As a control, the susceptibility of these constructs was tested against an antibacterial that does not target the membrane (tetracycline [TET]) and a noncationic membrane antibacterial (oxacillin [OX]). The TET MIC was unaffected when mprF antisense was induced; however, induction produced an unexpected increase in the OX MIC in DAP^r—but not DAP^s—strains. This observation contradicts reports of mprF-deleted strains in which the MIC is decreased (16) but may be consistent with the seesaw effect observed between OX and other antibacterials, including DAP and VAN (27, 38).

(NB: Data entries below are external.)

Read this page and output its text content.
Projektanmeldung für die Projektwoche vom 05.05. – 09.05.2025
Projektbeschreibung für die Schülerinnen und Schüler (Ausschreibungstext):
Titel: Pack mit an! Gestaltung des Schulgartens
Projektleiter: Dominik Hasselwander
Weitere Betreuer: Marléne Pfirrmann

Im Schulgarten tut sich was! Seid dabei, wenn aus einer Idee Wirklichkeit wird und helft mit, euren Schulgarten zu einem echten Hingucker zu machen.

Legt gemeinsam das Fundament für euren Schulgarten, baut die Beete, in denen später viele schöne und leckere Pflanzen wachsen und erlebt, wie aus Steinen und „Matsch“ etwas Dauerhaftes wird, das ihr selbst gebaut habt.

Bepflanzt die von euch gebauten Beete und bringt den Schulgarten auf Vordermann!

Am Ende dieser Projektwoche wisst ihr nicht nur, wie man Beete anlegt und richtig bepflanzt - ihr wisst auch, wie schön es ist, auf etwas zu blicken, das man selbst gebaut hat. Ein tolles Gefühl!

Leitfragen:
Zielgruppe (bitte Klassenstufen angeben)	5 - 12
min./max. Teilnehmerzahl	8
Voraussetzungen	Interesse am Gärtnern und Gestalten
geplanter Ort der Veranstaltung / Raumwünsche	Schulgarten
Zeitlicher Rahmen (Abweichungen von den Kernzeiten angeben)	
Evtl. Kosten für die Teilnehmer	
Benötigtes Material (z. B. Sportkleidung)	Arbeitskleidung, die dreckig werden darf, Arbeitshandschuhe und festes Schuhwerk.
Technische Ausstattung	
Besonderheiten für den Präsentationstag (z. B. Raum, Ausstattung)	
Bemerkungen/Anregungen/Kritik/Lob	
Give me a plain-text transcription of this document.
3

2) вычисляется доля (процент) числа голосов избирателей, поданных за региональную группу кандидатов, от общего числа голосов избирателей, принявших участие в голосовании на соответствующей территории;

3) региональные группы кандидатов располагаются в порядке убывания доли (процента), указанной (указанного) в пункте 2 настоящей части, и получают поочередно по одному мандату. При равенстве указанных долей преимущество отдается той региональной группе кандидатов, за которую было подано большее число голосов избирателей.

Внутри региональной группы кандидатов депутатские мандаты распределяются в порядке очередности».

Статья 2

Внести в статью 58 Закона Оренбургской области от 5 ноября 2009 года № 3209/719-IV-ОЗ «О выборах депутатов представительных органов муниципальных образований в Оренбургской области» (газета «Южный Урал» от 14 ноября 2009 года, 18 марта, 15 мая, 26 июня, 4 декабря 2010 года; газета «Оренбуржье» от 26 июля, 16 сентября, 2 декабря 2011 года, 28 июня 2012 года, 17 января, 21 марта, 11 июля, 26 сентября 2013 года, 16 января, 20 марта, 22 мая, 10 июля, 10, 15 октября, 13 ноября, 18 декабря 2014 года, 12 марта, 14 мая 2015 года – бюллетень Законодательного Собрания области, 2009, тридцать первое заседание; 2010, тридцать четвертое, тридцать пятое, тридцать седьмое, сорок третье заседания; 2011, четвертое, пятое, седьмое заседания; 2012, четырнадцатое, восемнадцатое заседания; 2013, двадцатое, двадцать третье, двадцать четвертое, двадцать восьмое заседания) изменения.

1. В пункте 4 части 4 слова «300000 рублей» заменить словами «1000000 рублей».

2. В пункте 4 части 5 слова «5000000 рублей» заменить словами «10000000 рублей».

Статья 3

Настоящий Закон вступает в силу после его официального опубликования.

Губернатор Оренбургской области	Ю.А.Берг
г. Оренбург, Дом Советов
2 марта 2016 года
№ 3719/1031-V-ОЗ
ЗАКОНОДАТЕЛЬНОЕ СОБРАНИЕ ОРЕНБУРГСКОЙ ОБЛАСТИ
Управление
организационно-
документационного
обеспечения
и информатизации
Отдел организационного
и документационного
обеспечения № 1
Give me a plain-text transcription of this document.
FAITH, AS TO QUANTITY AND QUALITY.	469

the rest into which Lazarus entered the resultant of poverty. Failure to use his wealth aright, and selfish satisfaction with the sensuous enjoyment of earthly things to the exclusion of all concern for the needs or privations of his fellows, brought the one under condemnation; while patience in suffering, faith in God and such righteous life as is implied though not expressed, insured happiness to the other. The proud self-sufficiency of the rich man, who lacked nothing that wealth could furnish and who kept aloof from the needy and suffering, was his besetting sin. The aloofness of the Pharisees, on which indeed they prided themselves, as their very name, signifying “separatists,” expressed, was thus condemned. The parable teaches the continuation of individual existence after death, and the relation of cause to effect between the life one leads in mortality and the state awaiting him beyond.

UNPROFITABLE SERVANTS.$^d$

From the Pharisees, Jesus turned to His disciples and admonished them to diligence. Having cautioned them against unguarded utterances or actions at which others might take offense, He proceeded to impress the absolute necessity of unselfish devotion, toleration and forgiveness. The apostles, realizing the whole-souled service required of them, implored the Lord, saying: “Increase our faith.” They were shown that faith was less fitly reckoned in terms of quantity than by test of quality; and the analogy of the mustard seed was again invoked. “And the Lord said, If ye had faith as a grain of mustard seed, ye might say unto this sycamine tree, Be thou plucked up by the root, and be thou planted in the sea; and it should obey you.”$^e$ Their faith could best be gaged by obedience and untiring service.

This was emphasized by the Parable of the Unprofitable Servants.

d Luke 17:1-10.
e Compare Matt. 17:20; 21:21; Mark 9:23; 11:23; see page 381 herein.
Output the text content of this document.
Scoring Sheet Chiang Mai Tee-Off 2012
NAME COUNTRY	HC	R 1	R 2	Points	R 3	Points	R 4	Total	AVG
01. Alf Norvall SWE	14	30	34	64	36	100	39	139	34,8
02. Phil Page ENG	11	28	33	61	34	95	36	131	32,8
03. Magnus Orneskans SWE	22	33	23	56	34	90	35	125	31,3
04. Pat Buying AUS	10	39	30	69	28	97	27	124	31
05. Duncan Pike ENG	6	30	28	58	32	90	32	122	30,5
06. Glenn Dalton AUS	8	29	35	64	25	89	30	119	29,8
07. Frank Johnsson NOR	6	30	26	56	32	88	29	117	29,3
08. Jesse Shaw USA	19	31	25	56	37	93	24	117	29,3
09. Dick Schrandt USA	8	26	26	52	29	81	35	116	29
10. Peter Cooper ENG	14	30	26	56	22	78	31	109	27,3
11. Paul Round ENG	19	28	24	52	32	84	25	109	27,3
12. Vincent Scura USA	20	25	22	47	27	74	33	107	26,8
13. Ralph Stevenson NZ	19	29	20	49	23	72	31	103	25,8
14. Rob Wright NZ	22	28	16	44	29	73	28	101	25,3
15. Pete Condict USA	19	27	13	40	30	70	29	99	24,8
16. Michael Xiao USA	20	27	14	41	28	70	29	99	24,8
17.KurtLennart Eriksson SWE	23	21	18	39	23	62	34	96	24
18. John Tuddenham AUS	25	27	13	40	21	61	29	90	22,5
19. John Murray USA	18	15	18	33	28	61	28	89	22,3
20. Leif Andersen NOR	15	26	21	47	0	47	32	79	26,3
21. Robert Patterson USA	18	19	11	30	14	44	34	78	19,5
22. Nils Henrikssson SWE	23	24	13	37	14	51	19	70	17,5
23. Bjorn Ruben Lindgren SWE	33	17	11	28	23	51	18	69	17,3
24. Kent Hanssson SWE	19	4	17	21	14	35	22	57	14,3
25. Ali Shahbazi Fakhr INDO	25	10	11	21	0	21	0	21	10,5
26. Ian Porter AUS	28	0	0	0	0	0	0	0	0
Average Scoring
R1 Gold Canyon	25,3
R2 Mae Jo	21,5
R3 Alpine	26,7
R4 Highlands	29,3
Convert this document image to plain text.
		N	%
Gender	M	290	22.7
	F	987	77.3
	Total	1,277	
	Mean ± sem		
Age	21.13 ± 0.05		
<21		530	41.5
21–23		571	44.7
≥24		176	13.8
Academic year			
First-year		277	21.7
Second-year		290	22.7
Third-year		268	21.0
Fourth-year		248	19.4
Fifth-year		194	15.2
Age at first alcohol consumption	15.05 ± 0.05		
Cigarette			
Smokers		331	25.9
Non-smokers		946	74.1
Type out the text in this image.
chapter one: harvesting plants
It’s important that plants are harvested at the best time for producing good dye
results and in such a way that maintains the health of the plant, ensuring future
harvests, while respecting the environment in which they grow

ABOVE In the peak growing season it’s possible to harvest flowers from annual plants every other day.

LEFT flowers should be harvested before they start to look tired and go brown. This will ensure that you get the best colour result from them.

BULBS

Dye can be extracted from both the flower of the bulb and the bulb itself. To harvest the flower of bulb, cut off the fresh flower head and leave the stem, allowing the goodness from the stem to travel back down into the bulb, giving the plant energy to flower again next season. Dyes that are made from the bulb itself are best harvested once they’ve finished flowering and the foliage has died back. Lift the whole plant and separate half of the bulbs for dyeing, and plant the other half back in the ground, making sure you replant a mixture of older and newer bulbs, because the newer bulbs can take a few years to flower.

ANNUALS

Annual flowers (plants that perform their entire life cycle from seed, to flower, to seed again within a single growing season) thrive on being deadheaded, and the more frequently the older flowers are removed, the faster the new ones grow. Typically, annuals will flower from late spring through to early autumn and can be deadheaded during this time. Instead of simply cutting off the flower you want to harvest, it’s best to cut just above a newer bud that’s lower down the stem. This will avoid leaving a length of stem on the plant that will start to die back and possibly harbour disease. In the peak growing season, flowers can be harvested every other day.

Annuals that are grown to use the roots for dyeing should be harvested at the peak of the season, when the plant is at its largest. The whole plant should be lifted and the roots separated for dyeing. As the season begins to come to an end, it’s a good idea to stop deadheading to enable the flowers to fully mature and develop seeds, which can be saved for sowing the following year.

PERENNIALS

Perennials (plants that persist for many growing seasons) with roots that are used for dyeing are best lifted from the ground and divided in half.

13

In conclusion, we have demonstrated that antisense RNA regulation of mprF increased the susceptibility to DAP, VAN, and GENT in DAP^s and DAP^r S. aureus strains. It remains unclear from these studies how DAP interacts with MprF. We hypothesize that altered MprF activity affects the overall charge of the membrane, which could make cationic antibacterials more sensitive to increased membrane charge potential. This suggests that the MIC increase does not involve MprF directly but is rather associated with increased membrane charge density. A somewhat counterintuitive finding, however, was the increase in the OX MIC upon antisense mprF induction in DAP^r strains. This research supports the use of antisense RNA technology as a valuable tool for specifically probing the bacterial genome for genes involved in an organism's susceptibility, or lack thereof, to antibacterial agents.